Reid spoke the least, but when he did, everyone listened.
His authority wasn't loud or demanding—it was just there, woven into the fabric of who he was.
Nolan was the peacemaker, smoothing over Kol's chaos with gentle humor and quiet competence.
Sawyer was the silent pillar, his presence steady and grounding even when he didn't say a word.
And Kol... Kol was sunshine. Bright and warm and impossible to ignore, filling every silence with energy and laughter.
I was starting to understand how they fit together.
How each of them filled a space the others needed, how their differences made them stronger rather than weaker.
They weren't just four Alphas living in the same house—they were a pack. A family.
They were trying to make me part of it.
"Hey." Kol's voice was quieter now, meant just for me.

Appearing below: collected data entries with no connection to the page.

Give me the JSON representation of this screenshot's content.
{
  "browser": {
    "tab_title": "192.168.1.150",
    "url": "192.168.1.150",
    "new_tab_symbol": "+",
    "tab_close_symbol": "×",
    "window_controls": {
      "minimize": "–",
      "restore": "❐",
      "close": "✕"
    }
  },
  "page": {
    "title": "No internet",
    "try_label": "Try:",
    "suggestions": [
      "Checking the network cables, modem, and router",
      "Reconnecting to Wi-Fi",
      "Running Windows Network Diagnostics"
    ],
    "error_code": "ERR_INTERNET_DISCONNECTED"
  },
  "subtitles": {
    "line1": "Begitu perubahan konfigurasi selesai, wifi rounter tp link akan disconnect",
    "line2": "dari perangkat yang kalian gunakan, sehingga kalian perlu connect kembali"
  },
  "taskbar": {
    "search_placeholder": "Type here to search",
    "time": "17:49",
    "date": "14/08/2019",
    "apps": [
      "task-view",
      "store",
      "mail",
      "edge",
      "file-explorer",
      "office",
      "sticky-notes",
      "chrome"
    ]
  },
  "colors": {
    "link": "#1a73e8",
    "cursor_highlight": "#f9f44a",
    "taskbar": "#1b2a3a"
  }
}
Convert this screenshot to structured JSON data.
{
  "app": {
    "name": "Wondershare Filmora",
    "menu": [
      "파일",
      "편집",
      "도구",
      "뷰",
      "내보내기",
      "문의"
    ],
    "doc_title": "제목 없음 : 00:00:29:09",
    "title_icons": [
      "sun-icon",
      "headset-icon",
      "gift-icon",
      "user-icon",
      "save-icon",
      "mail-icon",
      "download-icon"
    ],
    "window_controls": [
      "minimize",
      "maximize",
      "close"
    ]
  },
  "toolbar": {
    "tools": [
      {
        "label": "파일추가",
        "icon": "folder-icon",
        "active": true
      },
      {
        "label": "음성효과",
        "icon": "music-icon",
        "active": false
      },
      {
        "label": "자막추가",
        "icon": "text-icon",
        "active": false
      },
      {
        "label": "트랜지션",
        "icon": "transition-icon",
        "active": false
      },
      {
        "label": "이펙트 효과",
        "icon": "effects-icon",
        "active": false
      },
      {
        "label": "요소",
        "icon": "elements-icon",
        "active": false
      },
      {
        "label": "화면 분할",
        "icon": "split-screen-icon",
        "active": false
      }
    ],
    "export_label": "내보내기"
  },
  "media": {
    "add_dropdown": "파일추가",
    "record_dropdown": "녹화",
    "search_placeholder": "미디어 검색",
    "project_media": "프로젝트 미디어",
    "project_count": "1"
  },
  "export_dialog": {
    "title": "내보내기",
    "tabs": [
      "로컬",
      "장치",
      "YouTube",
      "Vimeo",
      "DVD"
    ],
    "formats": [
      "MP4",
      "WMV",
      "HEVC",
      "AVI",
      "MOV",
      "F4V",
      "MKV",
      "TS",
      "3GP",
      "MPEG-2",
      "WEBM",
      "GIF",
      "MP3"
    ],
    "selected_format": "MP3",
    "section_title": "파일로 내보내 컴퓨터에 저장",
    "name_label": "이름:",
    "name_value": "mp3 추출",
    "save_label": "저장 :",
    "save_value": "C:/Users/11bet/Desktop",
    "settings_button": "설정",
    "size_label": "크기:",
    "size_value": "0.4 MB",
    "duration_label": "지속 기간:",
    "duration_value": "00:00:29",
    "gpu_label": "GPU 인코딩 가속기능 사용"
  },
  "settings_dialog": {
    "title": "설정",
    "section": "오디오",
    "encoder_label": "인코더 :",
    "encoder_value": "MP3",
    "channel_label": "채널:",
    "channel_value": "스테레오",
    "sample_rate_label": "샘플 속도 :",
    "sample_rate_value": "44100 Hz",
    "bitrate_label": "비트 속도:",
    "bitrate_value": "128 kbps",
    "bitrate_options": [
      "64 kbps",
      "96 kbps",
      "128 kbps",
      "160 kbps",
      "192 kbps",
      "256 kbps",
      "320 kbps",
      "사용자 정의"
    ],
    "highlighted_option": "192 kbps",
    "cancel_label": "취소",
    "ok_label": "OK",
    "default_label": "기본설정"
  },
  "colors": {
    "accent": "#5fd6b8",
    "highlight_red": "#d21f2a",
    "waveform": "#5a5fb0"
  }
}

He'd stopped bouncing in his seat, his amber eyes soft and almost hesitant as they met mine.
His hand was resting on the table between us, fingers twitching slightly like he wanted to reach for me but wasn't sure if he should. "Can I ask you something?"
"Sure." I set down my coffee mug, giving him my full attention. His scent had shifted—still orange blossoms and warmth, but with something underneath. Nervousness, maybe.
"You don't have to say yes." He was speaking quickly, the words tumbling over each other.
His honey-blond hair fell across his forehead as he ducked his head slightly, suddenly unable to meet my eyes.
"I know it's a lot, and we're still figuring things out, and I don't want to push or make you uncomfortable or—"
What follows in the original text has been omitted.